Ajaran tersebut menunjukkan sesungguhnya semua agama pada dasarnya mengajarkan kebaikan, cinta kasih, keadilan dan menentang semua bentuk kekerasan. Tidak pernah ditemukan dalam ajaran agama bahwa semakin sering mencaci, menjelek-jelekan agama atau keyakinan orang lain, semakin sempurna iman seseorang. Kita memang dituntut meyakini sepenuhnya agama yang kita yakini, namun dilarang merendahkan agama orang lain, apalagi menyakiti penganut agama lain.
Dalam sejarah kehidupan manusia, agama acapkali tidak selalu artikulatif, suasana paradoks sering menyertai kehidupan penganut agama. Agama kerap dipolitisir demi kepentingan sesaat. Akibatnya agama tidak lagi mencerahkan, sebaliknya rentan memicu timbulnya prahara
kemanusiaan, penuh dengan muatan-muatan sentimen yang dapat memburamkan misi dari agama itu sendiri, yakni rahmatan lil-alamin.
Tidak sulit menemukan narasi-narasi dari tokoh-tokoh agama baik di televisi, radio, tempat ibadah, maupun pengajian-pengajian yang kurang menguntungkan bagi pencerahanan nilai-nilai kemanusiaan. Mereka tidak segan-segan mengibarkan kebencian, permusuhan satu sama lain, saling mengkafirkan dan memvonis orang lain (yang bukan golongan mereka) sebagai calon penghuni neraka.
Lembaga Survei Indonesia (LSI) pada bulan September 2019 merilis laporannya mengenai intoleransi keagamaan di Indonesia. Hasil survei tersebut mengindikasikan bahwa mayoritas warga, sebanyak 62,1 persen tidak pernah mendengar ajakan untuk saling menghormati kelompok agama lain terutama kelompok minoritas. Sementaraa itu 34,6 persen pernah mendengar ajakan tersebut dengan variasi dan intensitas yang beragam (Tim CNN Indonesia, 2019).
Hasil survei di atas memang tidak sepenuhnya mencerminkan realitas yang sebenararnya di lapangan, namun hasil survei itu setidaknya dapat menjadi alarm dini bahwa semua elemen tak terkecuali organisasi sosial keagamaan perlu bersama-sama mengambil langkah-langkah antisipatif guna mencegah menjamurnya kekerasan di masyarakat.

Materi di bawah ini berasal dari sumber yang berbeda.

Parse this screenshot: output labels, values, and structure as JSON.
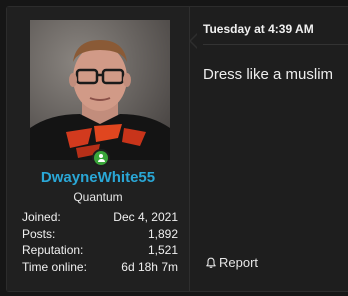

Narasi-narasi yang tidak mencerahkan tersebut menjadi salah satu penyebab timbulnya “kegagapan” dalam menyikapi masalah keragaman. Keterbatasan pengetahuan memahami agama, memunculkan pemahaman skripturalisme. Pemahaman yang menempatkan agama hanya sebatas teks-teks yang terkandung di dalamnya, mengabaikan substansialisasi dan kontekstualisasi keagamaan itu sendiri.
Quraish Shihab (2020) menggambarkan bahwa ekstremisme dan radikalisme seringkali muncul akibat kesalahan dalam menginterpretasikan ajaran agama. “Para pelaku” kesalahan ini sering menggunakan ayat-ayat al-Qur’an dan Hadis Nabi, tetapi dengan pemahaman yang tesktual dan keluar dari konteksnya.
Mereka juga biasa merujuk pada karya-karya ulama lama yang memberikan solusi untuk kondisi masyarakat pada zamannya, namun solusi tersebut tidak selalu sesuai dengan kondisi yang berlaku saat ini.
Konflik yang terjadi antar pemeluk agama disebabkan arogansi klaim kebenaran dan pemaknaan yang tidak tepat. Selain karena minimnya pemahaman mengenai realitas keragaman suku, agama, etnis, dan budaya di Indonesia (Prasojo, 2023).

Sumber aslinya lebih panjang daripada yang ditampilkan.